Os 210 cv do motorzão V6 são apenas razoáveis para o trabalho de mover os mais de 1.800 kg do sedã. A relação peso/potência, de 8,6 kg/cv, seria bem aceitável em outras categorias. Para um sedã luxuoso, é a conta-do-chá. As arrancadas são pouco espertas e o modelo demora a engrenar. Foram necessários 9,9 segundos para sair da inércia e atingir 100 km/h. Nas retomadas, o mesmo ocorre. O torque máximo de 31,5 kgfm só disponível após os 3.750 giros proporciona retomadas pouco empolgantes. O motor demora a encher. Pelo menos, a transmissão automática de seis velocidades minimiza trancos e delays, mas em trechos de subida ou na hora de uma ultrapassagem o ideal mesmo é colocar o câmbio no modo sequencial.

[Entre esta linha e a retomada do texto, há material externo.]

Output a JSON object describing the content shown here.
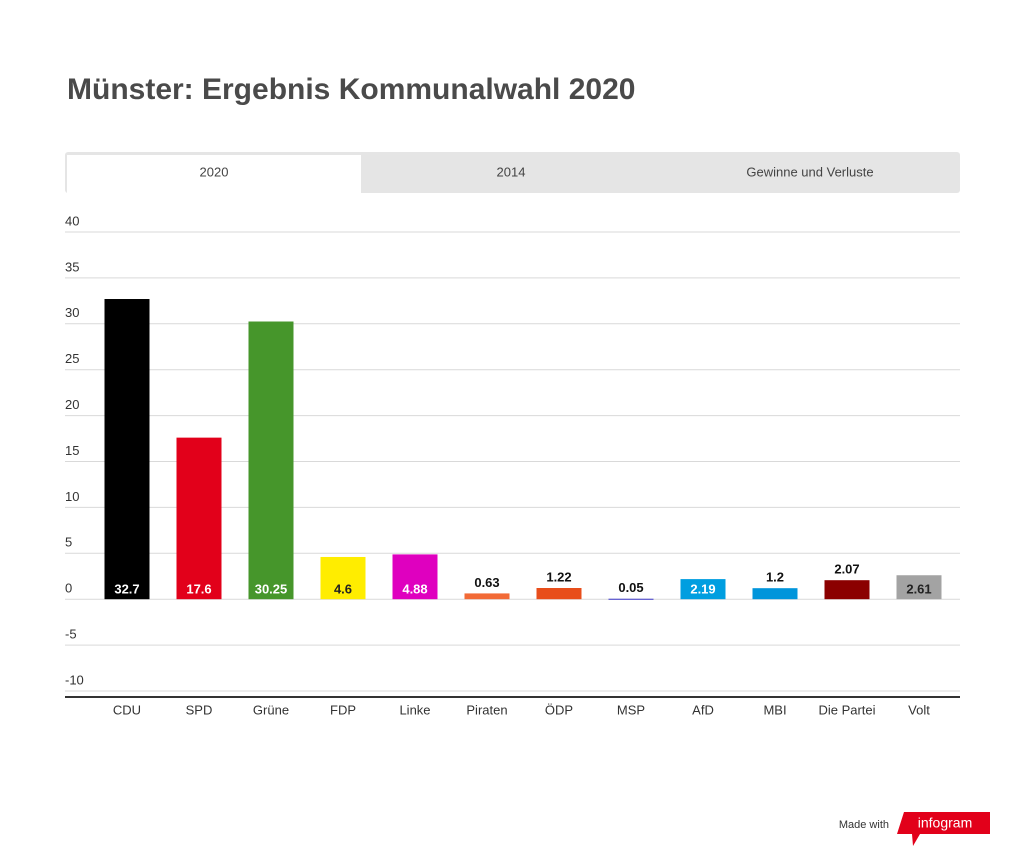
{
  "chart_data": {
    "type": "bar",
    "title": "Münster: Ergebnis Kommunalwahl 2020",
    "categories": [
      "CDU",
      "SPD",
      "Grüne",
      "FDP",
      "Linke",
      "Piraten",
      "ÖDP",
      "MSP",
      "AfD",
      "MBI",
      "Die Partei",
      "Volt"
    ],
    "values": [
      32.7,
      17.6,
      30.25,
      4.6,
      4.88,
      0.63,
      1.22,
      0.05,
      2.19,
      1.2,
      2.07,
      2.61
    ],
    "colors": [
      "#000000",
      "#e2001a",
      "#46962b",
      "#ffed00",
      "#df00bf",
      "#f26a36",
      "#e84e1b",
      "#3a34c8",
      "#009ee0",
      "#0095db",
      "#8b0000",
      "#a3a3a3"
    ],
    "ylim": [
      -10,
      40
    ],
    "yticks": [
      40,
      35,
      30,
      25,
      20,
      15,
      10,
      5,
      0,
      -5,
      -10
    ],
    "grid": true
  },
  "tabs": [
    "2020",
    "2014",
    "Gewinne und Verluste"
  ],
  "footer": {
    "made_with": "Made with",
    "brand": "infogram"
  }
}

A estabilidade do C6, por outro lado, é exemplar. Com inúmeros dispositivos eletrônicos que controlam estabilidade, tração e a frenagem, o sedã se porta muito bem na hora de entrar mais agressivo em uma curva ou de frear bruscamente. A suspensão pneumática também se mostra muito eficiente, com destaque o comportamento da traseira, com braços múltiplos. E mesmo próximo à máxima de 226 km/h não há sinais de flutuação da carroceria.
A suspensão poderia só filtrar melhor as irregularidades de ruas esburacadas, mas nada que afete diretamente o conforto proporcionado pelo C6. Além do ótimo espaço, o modelo oferece ajustes individuais dos bancos traseiros e uma lista de itens de conforto interessante. Isso sem falar no isolamento acústico do motor, praticamente perfeito mesmo em velocidades acima de 200 km/h. Na hora de abastecer, uma média que se espera de um veículo pesado, com motor V6 e câmbio automático: 6,6 km/l em uso 2/3 na cidade e 1/3 na estrada.